Held for over twenty years in the collection of Jeremy Lancaster – whose group of works by Howard Hodgkin formed the core of his remarkable assembly of 20th century art, and spanned seven decades of the artist’s career – In the Middle of the Night (1996) is a painting that transforms memory into a blazing, jewel-like object. Its heavy wooden frame is brushed with fiery orange. A black silhouette looms from the right of the centre’s glimmering grey; a vivid flash of green illuminates the whole. The painting is condensed as a haiku, its small scale resounding with lyrical impact.

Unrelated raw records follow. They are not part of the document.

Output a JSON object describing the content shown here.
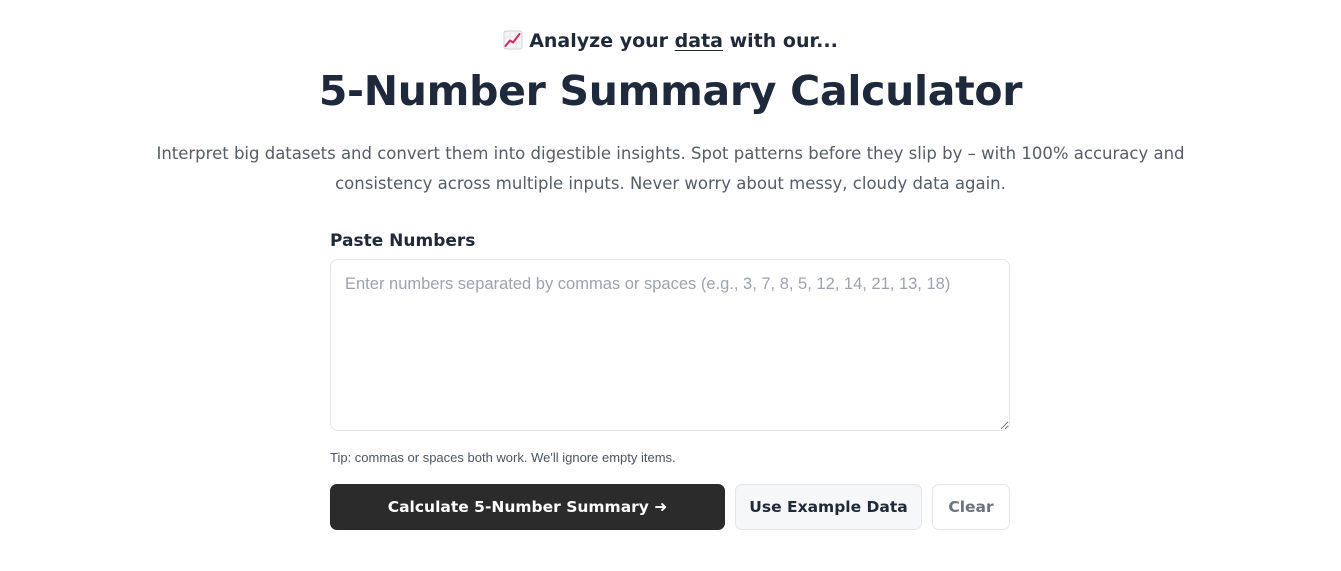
{
  "header": {
    "icon": "chart-increasing-icon",
    "eyebrow_before": "Analyze your ",
    "eyebrow_link": "data",
    "eyebrow_after": " with our...",
    "title": "5-Number Summary Calculator",
    "subtitle": "Interpret big datasets and convert them into digestible insights. Spot patterns before they slip by – with 100% accuracy and consistency across multiple inputs. Never worry about messy, cloudy data again."
  },
  "form": {
    "label": "Paste Numbers",
    "input_value": "",
    "placeholder": "Enter numbers separated by commas or spaces (e.g., 3, 7, 8, 5, 12, 14, 21, 13, 18)",
    "tip": "Tip: commas or spaces both work. We'll ignore empty items."
  },
  "actions": {
    "calculate_label": "Calculate 5-Number Summary ➜",
    "example_label": "Use Example Data",
    "clear_label": "Clear"
  },
  "colors": {
    "primary_button": "#2b2b2b",
    "title_text": "#1e293b",
    "icon_line": "#e0245e"
  }
}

By enshrining his works in painted frames, Hodgkin sought to make them into autonomous, self-sufficient things, melding sensory impressions with feeling to create abstracted pictures of memory. ‘I am a representational painter, but not a painter of appearances’, he explained. ‘I paint representational pictures of emotional states’ (H. Hodgkin, quoted in E. Juncosa (ed.), Writers on Howard Hodgkin, London, 2006, p. 104). While some of his titles name people or places, In the Middle of the Night indicates a temporal moment, where any sense of event is ambiguous. Is this a memory of a dream, a sudden awakening, or a long evening stretching on into the dark?

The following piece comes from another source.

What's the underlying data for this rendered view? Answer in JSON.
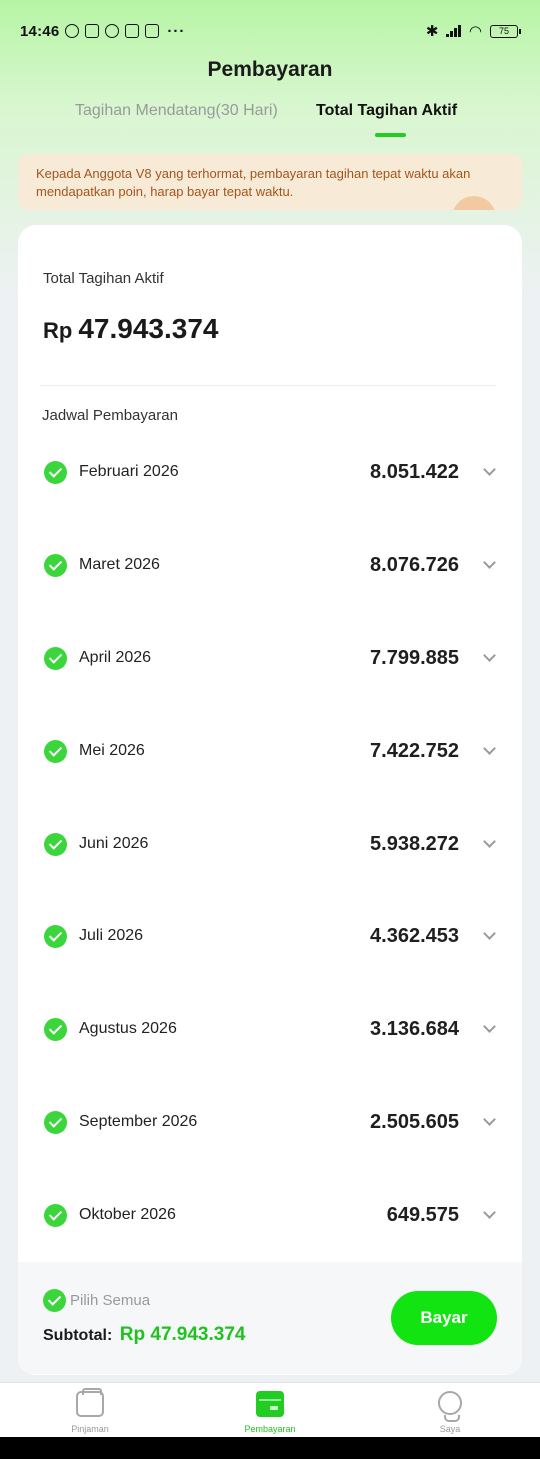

If the specifics are known only to Hodgkin, the painting emits a rich nocturnal radiance. The slick black shadow, viridian gleam and pearly, moonlight grey are Turner-esque in their evoking of atmospheric effects, whether in a literal sense or as analogue to the stormy weathers of emotion. These shapes and colours might picture a human relationship, a remembered room, a complexity of longing, or love. The essential privacy of Hodgkin’s work is not at odds with its emotive power. ‘Obviously, my language of forms has far more than a physical purpose,’ he once said. ‘Alone in my studio, working on my pictures, more than anything, I long to share my feelings’ (H. Hodgkin, London, 13 March 1995, in J. Elderfield and H. Hodgkin, ‘An Exchange’, in Howard Hodgkin Paintings, London 1995, p. 80).